Every year, the Assiniboine Park Zoo holds a “festival” just before Halloween. They call it “Boo at the Zoo”. It’s a fun time to go at the zoo as well as the only time you can get there in the evening hours. Of course, the theme is Halloween and the skeletons, ghosts and ghouls welcome you with all their absent hearts.
Free running peacock in the zoo
On the 1st of July or Canada Day this year, I went to the zoo and found that my only “worthy” or viable photographic subjects were the visitors. So, to give a more accurate image of the Zoo, I went there again…
but on a rainy but warm day. I discovered horror for the animals in the zoo…
You might think that the most horrible thing that can happen to the free and wild animals is getting caught and being transported to a zoo for the rest of their lives. Maybe so, but in the zoo they do not have to fear anymore for their food, or absence thereof.
The animals are quieter and easier to approach. Don’t get me wrong, you will still not go and cuddle the snow leopard or the funny looking “teddy” bear. No way. The lynx and the crocodiles have not lost their instinct or appetite for you.
But they are quiet and you can look at them, from a distance.
Live sky, no HDR
When I got there yesterday, the zoo was nearly empty of visitors. Perhaps the sky was part of the reason why this was so. It was seemingly alive and very menacing. No rain, except a few splatters. However, it was laden with electricity. The animals felt it, that’s for sure.
As humans we have lost that kind of feeling when the air is electric and ready to burst.
Once the thunderclap arrived, the animals simply went “crazy”. Even the safety of the zoo and the keepers could not keep them from screaming out loud.
After the first few thunderclaps, it was time to find some shelter, rain started to come down heavily, mixed with dime sized hailstones. Nothing like the golf balls that were promised though. I took shelter in the “Tropical house”.
Although flash photography is not allowed in most indoor places, the plants don’t mind and make for good colourful pictures.

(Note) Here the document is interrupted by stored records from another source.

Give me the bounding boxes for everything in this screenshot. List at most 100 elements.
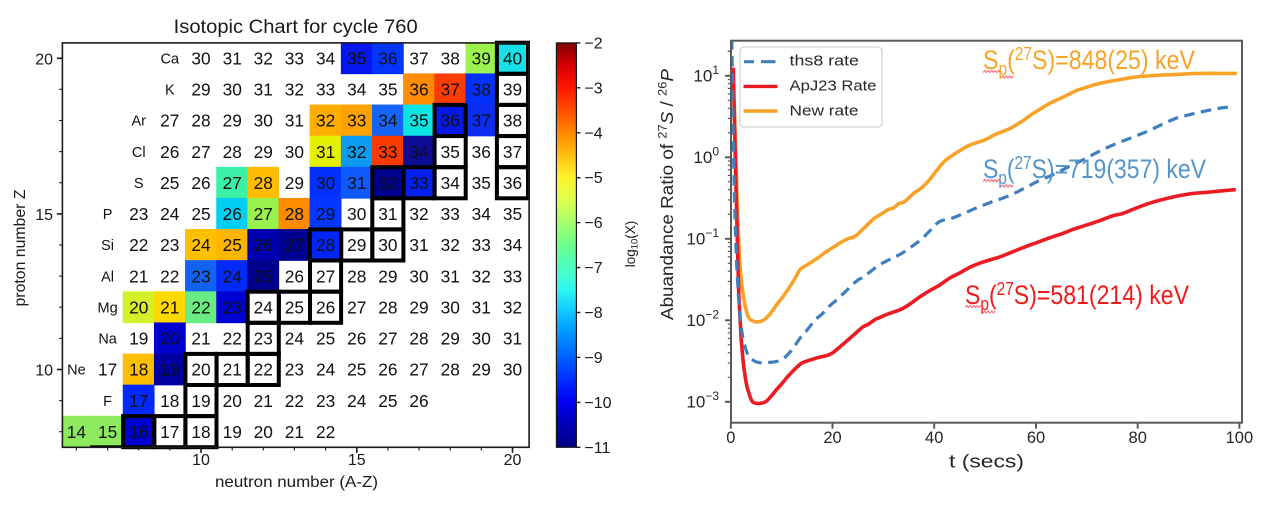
svg-text:20: 20: [35, 51, 53, 68]
svg-text:17: 17: [160, 422, 179, 442]
svg-text:37: 37: [503, 142, 522, 162]
svg-text:38: 38: [472, 80, 491, 100]
svg-text:38: 38: [441, 49, 460, 69]
svg-text:29: 29: [472, 360, 491, 380]
svg-text:24: 24: [191, 235, 211, 255]
svg-text:18: 18: [191, 422, 210, 442]
svg-text:21: 21: [223, 360, 242, 380]
svg-text:21: 21: [129, 266, 148, 286]
svg-text:30: 30: [223, 80, 242, 100]
svg-text:27: 27: [191, 142, 210, 162]
svg-text:Si: Si: [101, 238, 114, 254]
svg-text:24: 24: [254, 297, 274, 317]
svg-text:23: 23: [285, 360, 304, 380]
svg-text:32: 32: [409, 204, 428, 224]
svg-text:21: 21: [285, 422, 304, 442]
svg-text:19: 19: [129, 329, 148, 349]
svg-text:36: 36: [441, 111, 460, 131]
svg-text:100: 100: [1226, 429, 1254, 447]
svg-text:34: 34: [316, 49, 336, 69]
svg-text:29: 29: [285, 173, 304, 193]
svg-text:27: 27: [409, 360, 428, 380]
svg-text:20: 20: [191, 360, 210, 380]
svg-text:29: 29: [191, 80, 210, 100]
svg-text:26: 26: [254, 235, 273, 255]
svg-text:38: 38: [503, 111, 522, 131]
svg-text:−6: −6: [584, 215, 602, 232]
svg-text:20: 20: [504, 452, 522, 469]
svg-text:37: 37: [409, 49, 428, 69]
svg-text:20: 20: [160, 329, 179, 349]
svg-text:0: 0: [726, 429, 735, 447]
svg-text:New rate: New rate: [790, 102, 859, 119]
svg-text:33: 33: [472, 235, 491, 255]
svg-text:Abuandance Ratio of 27S / 26P: Abuandance Ratio of 27S / 26P: [656, 69, 678, 320]
svg-text:ths8 rate: ths8 rate: [790, 53, 860, 70]
svg-text:28: 28: [316, 235, 335, 255]
svg-text:20: 20: [254, 422, 273, 442]
svg-text:31: 31: [409, 235, 428, 255]
svg-text:26: 26: [347, 329, 366, 349]
svg-text:31: 31: [223, 49, 242, 69]
svg-text:30: 30: [409, 266, 428, 286]
svg-text:−2: −2: [584, 35, 602, 52]
svg-text:−5: −5: [584, 170, 602, 187]
svg-text:35: 35: [347, 49, 366, 69]
svg-text:29: 29: [409, 297, 428, 317]
svg-text:25: 25: [285, 297, 304, 317]
svg-text:10: 10: [35, 362, 53, 379]
svg-text:Ar: Ar: [131, 114, 146, 130]
svg-text:16: 16: [129, 422, 148, 442]
svg-text:ApJ23 Rate: ApJ23 Rate: [790, 78, 877, 95]
svg-text:32: 32: [347, 142, 366, 162]
svg-text:18: 18: [129, 360, 148, 380]
svg-text:23: 23: [316, 391, 335, 411]
svg-text:Mg: Mg: [98, 300, 118, 316]
svg-text:25: 25: [160, 173, 179, 193]
svg-text:27: 27: [378, 329, 397, 349]
svg-text:31: 31: [285, 111, 304, 131]
svg-text:36: 36: [472, 142, 491, 162]
svg-text:37: 37: [472, 111, 491, 131]
svg-text:26: 26: [316, 297, 335, 317]
svg-text:24: 24: [285, 329, 305, 349]
svg-text:35: 35: [378, 80, 397, 100]
svg-text:26: 26: [223, 204, 242, 224]
svg-text:20: 20: [223, 391, 242, 411]
svg-text:30: 30: [347, 204, 366, 224]
svg-text:−3: −3: [584, 80, 602, 97]
svg-text:36: 36: [503, 173, 522, 193]
svg-text:Al: Al: [101, 269, 114, 285]
svg-text:33: 33: [316, 80, 335, 100]
svg-text:28: 28: [409, 329, 428, 349]
svg-text:25: 25: [316, 329, 335, 349]
svg-text:37: 37: [441, 80, 460, 100]
svg-text:Ne: Ne: [67, 363, 86, 379]
svg-text:60: 60: [1027, 429, 1045, 447]
svg-text:31: 31: [254, 80, 273, 100]
svg-text:24: 24: [223, 266, 243, 286]
svg-text:31: 31: [472, 297, 491, 317]
svg-text:10−1: 10−1: [686, 226, 719, 249]
svg-text:25: 25: [191, 204, 210, 224]
svg-text:23: 23: [129, 204, 148, 224]
svg-text:31: 31: [378, 204, 397, 224]
svg-text:33: 33: [409, 173, 428, 193]
svg-text:101: 101: [693, 63, 719, 86]
svg-text:34: 34: [378, 111, 398, 131]
svg-text:18: 18: [160, 391, 179, 411]
svg-text:neutron number (A-Z): neutron number (A-Z): [215, 474, 378, 491]
svg-text:33: 33: [285, 49, 304, 69]
svg-text:31: 31: [316, 142, 335, 162]
svg-text:10: 10: [192, 452, 210, 469]
svg-text:29: 29: [378, 266, 397, 286]
svg-text:35: 35: [409, 111, 428, 131]
svg-text:28: 28: [191, 111, 210, 131]
svg-text:15: 15: [98, 422, 117, 442]
svg-text:30: 30: [285, 142, 304, 162]
svg-text:26: 26: [285, 266, 304, 286]
svg-text:log10(X): log10(X): [623, 221, 641, 268]
svg-text:28: 28: [254, 173, 273, 193]
svg-text:15: 15: [35, 207, 53, 224]
svg-text:P: P: [103, 207, 113, 223]
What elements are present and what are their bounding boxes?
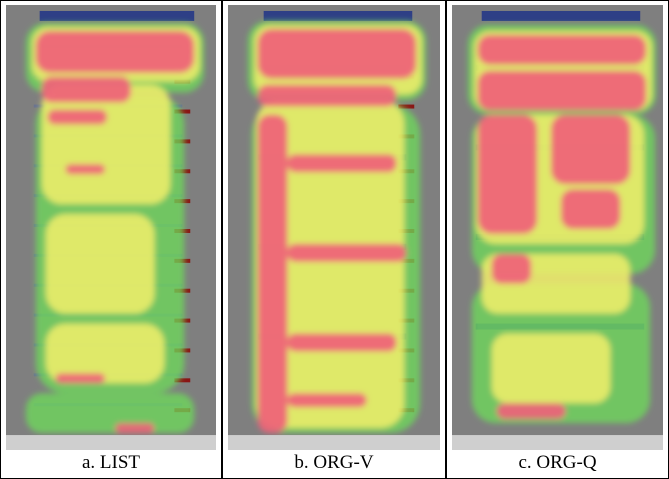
panel-org-v: b. ORG-V (222, 0, 446, 479)
heatmap-list-image (6, 5, 216, 450)
heatmap-org-v-image (228, 5, 440, 450)
heatmap-list (6, 5, 216, 450)
heatmap-org-q-image (452, 5, 663, 450)
panel-list: a. LIST (0, 0, 222, 479)
panel-caption: b. ORG-V (294, 452, 374, 473)
panel-caption: c. ORG-Q (518, 452, 597, 473)
heatmap-org-q (452, 5, 663, 450)
panel-caption: a. LIST (81, 452, 141, 473)
panel-org-q: c. ORG-Q (446, 0, 669, 479)
heatmap-org-v (228, 5, 440, 450)
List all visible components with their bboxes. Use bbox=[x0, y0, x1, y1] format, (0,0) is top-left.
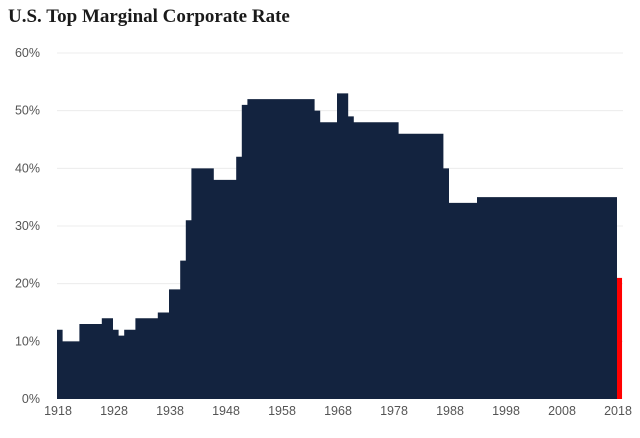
chart-title: U.S. Top Marginal Corporate Rate bbox=[8, 6, 290, 27]
x-tick-label: 1968 bbox=[324, 404, 352, 418]
x-tick-label: 1998 bbox=[492, 404, 520, 418]
rate-bar-2018-highlight bbox=[617, 277, 623, 399]
y-tick-label: 10% bbox=[15, 334, 40, 348]
x-tick-label: 1978 bbox=[380, 404, 408, 418]
x-tick-label: 1928 bbox=[100, 404, 128, 418]
x-tick-label: 1948 bbox=[212, 404, 240, 418]
y-tick-label: 0% bbox=[22, 392, 40, 406]
rate-area-series bbox=[57, 93, 617, 399]
y-tick-label: 60% bbox=[15, 46, 40, 60]
x-tick-label: 2018 bbox=[604, 404, 632, 418]
x-tick-label: 1988 bbox=[436, 404, 464, 418]
x-tick-label: 2008 bbox=[548, 404, 576, 418]
x-tick-label: 1918 bbox=[44, 404, 72, 418]
y-tick-label: 40% bbox=[15, 161, 40, 175]
y-tick-label: 50% bbox=[15, 104, 40, 118]
y-axis-ticks: 0% 10% 20% 30% 40% 50% 60% bbox=[15, 46, 40, 406]
x-tick-label: 1958 bbox=[268, 404, 296, 418]
x-axis-ticks: 1918 1928 1938 1948 1958 1968 1978 1988 1998 2008… bbox=[44, 404, 632, 418]
x-tick-label: 1938 bbox=[156, 404, 184, 418]
y-tick-label: 20% bbox=[15, 277, 40, 291]
y-tick-label: 30% bbox=[15, 219, 40, 233]
chart-series bbox=[57, 93, 623, 399]
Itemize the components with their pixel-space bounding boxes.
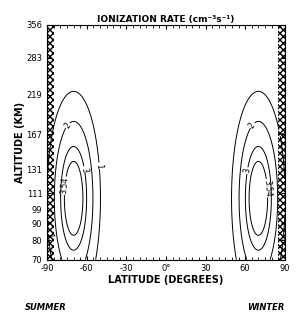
Text: 3: 3 xyxy=(80,166,89,173)
Text: 1: 1 xyxy=(278,236,288,242)
Bar xyxy=(47,25,54,260)
Text: 1: 1 xyxy=(44,232,53,238)
Bar xyxy=(278,25,285,260)
Text: 1: 1 xyxy=(275,130,285,136)
Title: IONIZATION RATE (cm⁻³s⁻¹): IONIZATION RATE (cm⁻³s⁻¹) xyxy=(97,15,235,24)
Text: 3.54: 3.54 xyxy=(60,177,70,195)
Text: 2: 2 xyxy=(63,121,73,130)
Text: 2: 2 xyxy=(247,121,257,130)
X-axis label: LATITUDE (DEGREES): LATITUDE (DEGREES) xyxy=(108,275,224,285)
Text: WINTER: WINTER xyxy=(247,303,284,312)
Text: 3: 3 xyxy=(242,167,252,174)
Y-axis label: ALTITUDE (KM): ALTITUDE (KM) xyxy=(15,102,25,183)
Text: SUMMER: SUMMER xyxy=(25,303,66,312)
Text: 1: 1 xyxy=(95,163,104,169)
Text: 3.54: 3.54 xyxy=(262,179,272,197)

The tropical house has many occupants, most of whom required an elevated temperature year-round. I guess that crocodiles do not survive very well at –40C, they simply don’t know what to do, other than freeze.
Taken through the bars
The birds were pretty quiet, despite the thunderstorm outside. They made for nice subjects.
In a zoo, the bars and wire mesh are the enemies of the photographer. But sometimes there is a way to make the camera work for you and click through the mesh as if it didn’t exist. Find an open space in the mesh and set your aperture at the biggest. Approach the mesh as close as possible. Now your depth of field will work for you by blurring the mesh and making it nearly invisible.
Funny or clown fish?
The aquariums are a different challenge. Of course you will not find a hole to stick your lens through. The glass is often dirty enough to barely see what’s on the other side. Here the trick is to get as close as you can to the glass, shield reflections with your hands or a t-shirt and click away.
Like I already said, flash photography is not allowed, the animals would go crazy and die after a few days of happily clicking visitors. So, the flash stays in the bag. That leaves you with higher ISO and big apertures to get a decent picture. The glass is a good stabilizer for your camera, just don’t tap the lens on it.
Fish and aquariums have an additional challenge. Most of them have neon lights above them with various colors. The clownfish above has striking colors. If you swim with them in the open sea (I did, long ago), they nearly light up, so bright they are. In an aquarium, there is no sunshine. The light is dim at best. So the neon lights are there to make up for the lack of sunlight.
The eye can take care of the colour cast, like it always does. We see the image as the first, the camera as the second. The camera records whatever it senses, no changes made. As you can see, the colour cast is blue underwater and has to be corrected. In this case heavily corrected.
After a while, the thunderstorm subsided, the rain was gone, the hail melted and… so I could go outside again without putting my gear at risk.
The animals were relieved that the thunderstorm was over, no more screams of horror and terror.
On my way out of the zoo, however, a small animal that simply takes the place for itself without asking seemed to blame me for the uproar in the sky and couldn’t help itself to scold me.
Don’t yell at me
But I was not guilty, the little groundhog didn’t come closer. I guess it understood that I was good enough to calm its nerves on, but too big to do anything more successful than that.
A nice day at the zoo, this time with animals as subjects. Walking quietly and slowly among the animals gives the best photo opportunities you can think of.